Sai che ora sono tornato a correre? Finalmente ce l’ho fatta. Ma a smettere di bere, quello mai. Non riuscirei. Che bella sensazione, spingere l’acceleratore. Guarda qui come li sorpasso tutti. Non mi servono le piste di Formula 1 per correre, ne ho una dietro casa, è a tre corsie, poi si restringe a due. Solo che ci sono troppi coglioni lenti sopra. Ecco una curva. Lo sai, vero, che è nelle curve che si vede chi è un campione e chi invece è solo un pilota? Tutti sanno andare forte sul dritto, ma quelli leggendari li riconosci dal modo in cui vanno veloci in curva. E guardali qui, questi che si scansano, che si buttano tutti a destra. Sembrano formichine. Patetici, con le loro utilitarie del cazzo. Forse sto diventando un dio, dopotutto. Ma non basta ancora. Sesta, sesta, sesta. Quante vibrazioni, ma reggono ‘ste gomme? E che cazzo è quel segnale di lavori in corso? Dove cazzo vado ora?

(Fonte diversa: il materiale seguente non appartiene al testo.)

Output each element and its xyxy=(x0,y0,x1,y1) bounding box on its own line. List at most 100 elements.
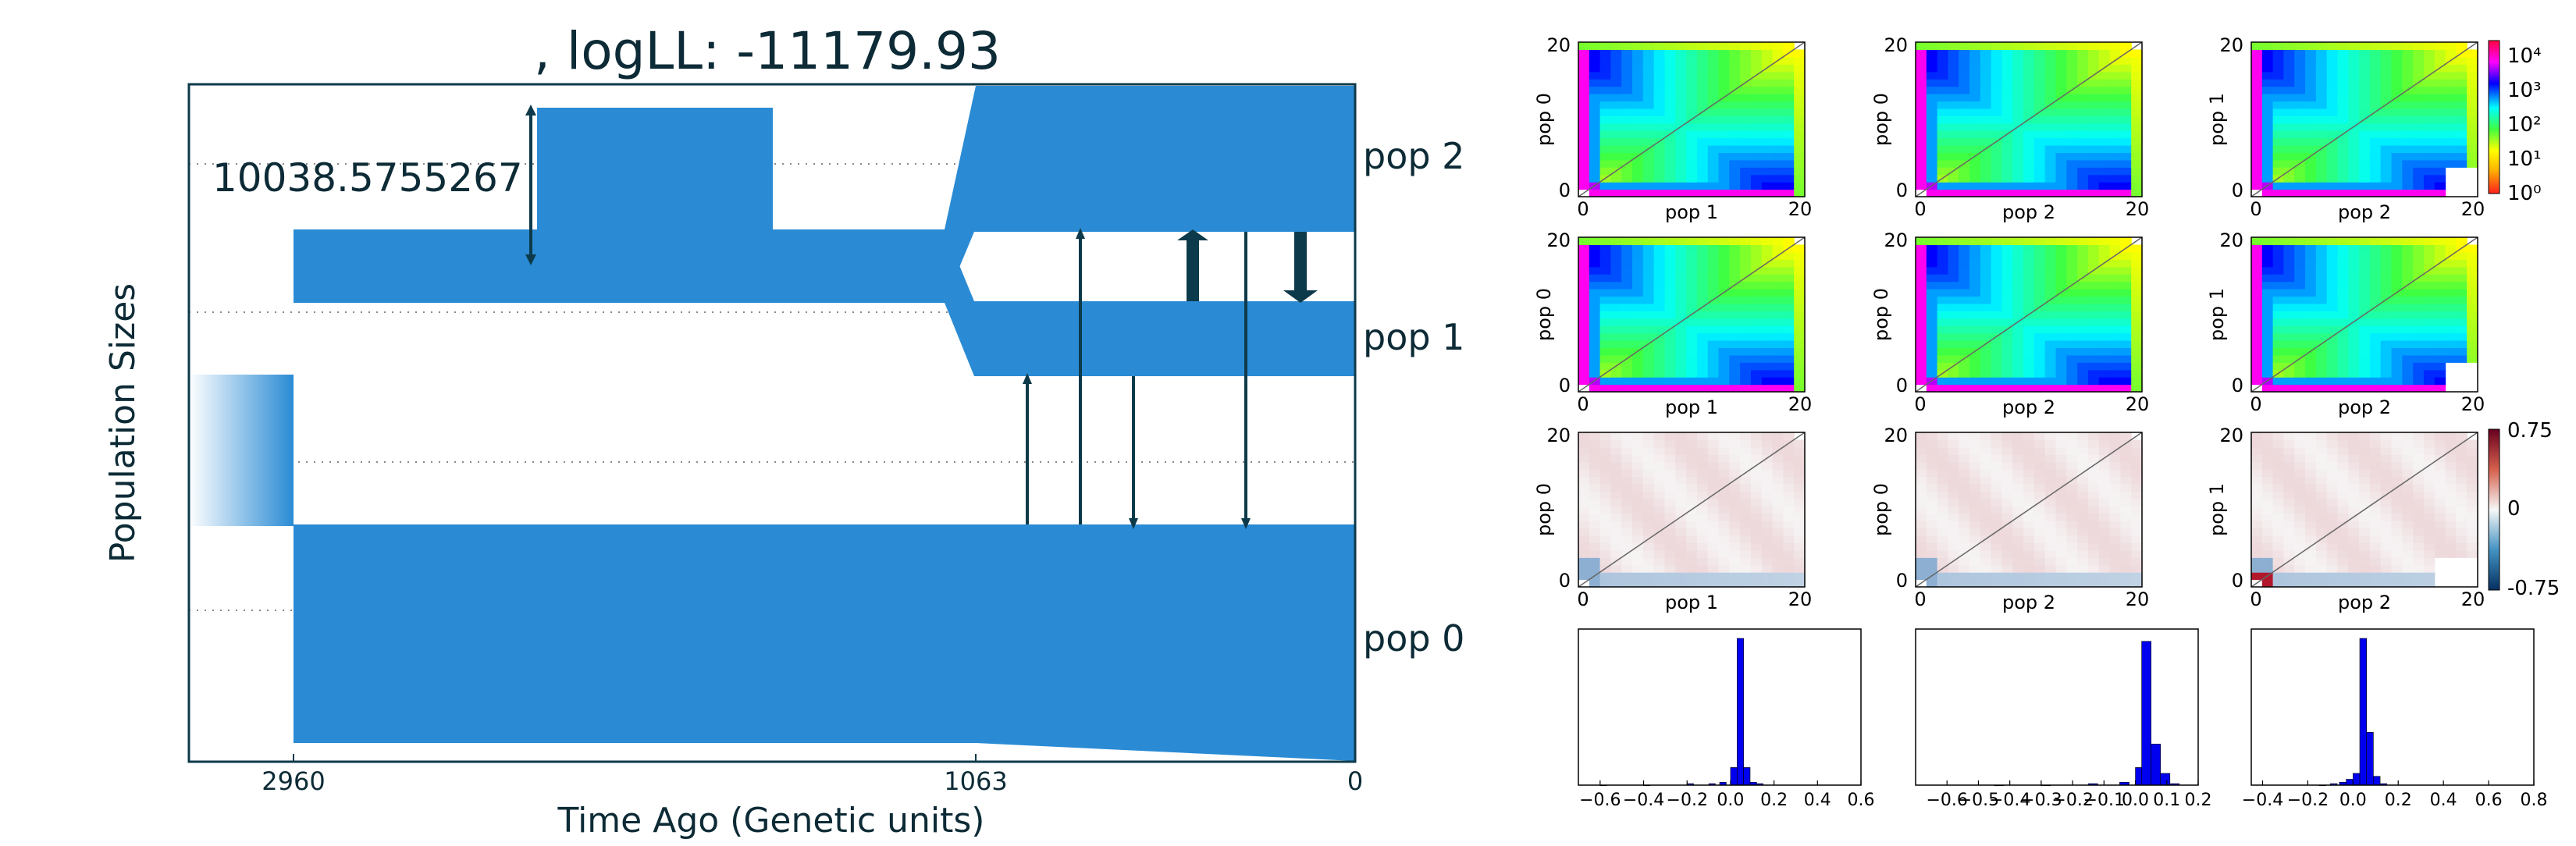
heatmap-cell xyxy=(1707,189,1720,197)
heatmap-cell xyxy=(2272,476,2285,485)
heatmap-cell xyxy=(2044,137,2057,146)
heatmap-cell xyxy=(1599,432,1612,441)
heatmap-cell xyxy=(2369,521,2382,529)
heatmap-cell xyxy=(1980,549,1992,558)
heatmap-cell xyxy=(1937,498,1949,507)
heatmap-y-label: pop 0 xyxy=(1533,93,1555,146)
heatmap-cell xyxy=(1642,49,1655,58)
heatmap-cell xyxy=(1916,101,1927,109)
heatmap-cell xyxy=(2261,259,2274,268)
heatmap-cell xyxy=(2033,296,2046,304)
heatmap-cell xyxy=(1750,484,1763,492)
heatmap-cell xyxy=(2402,116,2414,124)
heatmap-cell xyxy=(1948,484,1959,492)
heatmap-cell xyxy=(2077,259,2089,268)
heatmap-cell xyxy=(1916,64,1927,73)
heatmap-cell xyxy=(1621,506,1633,514)
heatmap-cell xyxy=(1794,174,1806,183)
heatmap-cell xyxy=(2326,347,2339,356)
heatmap-cell xyxy=(1642,564,1655,573)
heatmap-cell xyxy=(1750,369,1763,378)
heatmap-cell xyxy=(2434,461,2446,470)
heatmap-cell xyxy=(2033,432,2046,441)
heatmap-cell xyxy=(1794,318,1806,326)
heatmap-cell xyxy=(1991,152,2003,161)
heatmap-cell xyxy=(1959,189,1970,197)
heatmap-cell xyxy=(2044,325,2057,334)
heatmap-cell xyxy=(1761,384,1774,393)
heatmap-cell xyxy=(2098,42,2111,51)
heatmap-cell xyxy=(2315,579,2328,588)
heatmap-cell xyxy=(2066,572,2078,581)
heatmap-cell xyxy=(1686,274,1698,283)
heatmap-cell xyxy=(2023,439,2035,448)
heatmap-cell xyxy=(2391,71,2403,80)
heatmap-cell xyxy=(2077,506,2089,514)
heatmap-cell xyxy=(2467,79,2478,87)
heatmap-cell xyxy=(2098,152,2111,161)
heatmap-cell xyxy=(2456,130,2467,139)
heatmap-cell xyxy=(1980,354,1992,363)
heatmap-cell xyxy=(1772,354,1784,363)
heatmap-cell xyxy=(1718,461,1730,470)
heatmap-cell xyxy=(1718,303,1730,311)
heatmap-cell xyxy=(2326,535,2339,544)
migration-arrow-thick xyxy=(1294,232,1307,294)
heatmap-cell xyxy=(2402,491,2414,499)
heatmap-cell xyxy=(1948,332,1959,341)
heatmap-cell xyxy=(2391,152,2403,161)
heatmap-cell xyxy=(2283,123,2295,131)
heatmap-cell xyxy=(2087,354,2100,363)
heatmap-cell xyxy=(2423,362,2435,371)
diagonal-line xyxy=(2250,41,2478,197)
heatmap-cell xyxy=(2131,535,2143,544)
heatmap-cell xyxy=(2380,145,2393,154)
heatmap-cell xyxy=(1664,237,1676,246)
heatmap-cell xyxy=(1959,108,1970,116)
heatmap-cell xyxy=(2055,362,2067,371)
heatmap-cell xyxy=(1750,79,1763,87)
heatmap-cell xyxy=(2348,259,2360,268)
heatmap-cell xyxy=(2467,454,2478,463)
heatmap-cell xyxy=(2251,137,2263,146)
heatmap-cell xyxy=(1969,446,1981,455)
heatmap-cell xyxy=(1686,56,1698,65)
heatmap-cell xyxy=(2391,86,2403,94)
heatmap-cell xyxy=(1750,384,1763,393)
heatmap-cell xyxy=(2467,145,2478,154)
heatmap-cell xyxy=(2294,244,2306,253)
histogram-tick-label: 0.2 xyxy=(2385,791,2412,810)
heatmap-cell xyxy=(2251,64,2263,73)
heatmap-cell xyxy=(1621,259,1633,268)
heatmap-cell xyxy=(2369,362,2382,371)
heatmap-cell xyxy=(2023,145,2035,154)
heatmap-cell xyxy=(1632,521,1644,529)
heatmap-cell xyxy=(2423,325,2435,334)
heatmap-cell xyxy=(2305,446,2317,455)
heatmap-cell xyxy=(2326,152,2339,161)
heatmap-cell xyxy=(1794,303,1806,311)
heatmap-y-tick-label: 20 xyxy=(1884,425,1908,446)
heatmap-cell xyxy=(2066,513,2078,521)
heatmap-cell xyxy=(2261,362,2274,371)
heatmap-cell xyxy=(2337,145,2349,154)
heatmap-cell xyxy=(2326,340,2339,349)
heatmap-cell xyxy=(1926,152,1938,161)
heatmap-cell xyxy=(2359,354,2371,363)
heatmap-cell xyxy=(2251,340,2263,349)
heatmap-cell xyxy=(1959,289,1970,297)
heatmap-cell xyxy=(1959,174,1970,183)
heatmap-cell xyxy=(1621,484,1633,492)
heatmap-cell xyxy=(2120,130,2132,139)
heatmap-cell xyxy=(2109,521,2121,529)
heatmap-cell xyxy=(1916,237,1927,246)
colorbar-tick-label: 0 xyxy=(2507,497,2521,521)
heatmap-cell xyxy=(1926,446,1938,455)
heatmap-cell xyxy=(1675,101,1687,109)
heatmap-cell xyxy=(2120,79,2132,87)
heatmap-cell xyxy=(1740,340,1752,349)
heatmap-cell xyxy=(1718,521,1730,529)
heatmap-cell xyxy=(2120,557,2132,566)
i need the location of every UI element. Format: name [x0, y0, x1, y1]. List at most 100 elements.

Mario Altrui è una persona che ha da poco compiuto trent’anni e sta facendo i conti con un numero che a volte è un traguardo e a volte un punto di partenza. Lui deve ancora capirlo.

Vive a Dublino ma è nato e cresciuto a Napoli. Lavora come copywriter, e grazie a questo fatto può dire di scrivere da quando era bambino. Per la maggior parte del tempo, però, non ha mai scritto quello che voleva davvero: alcuni dei suoi racconti sono nati tra un copy, una call to action e una call del capo.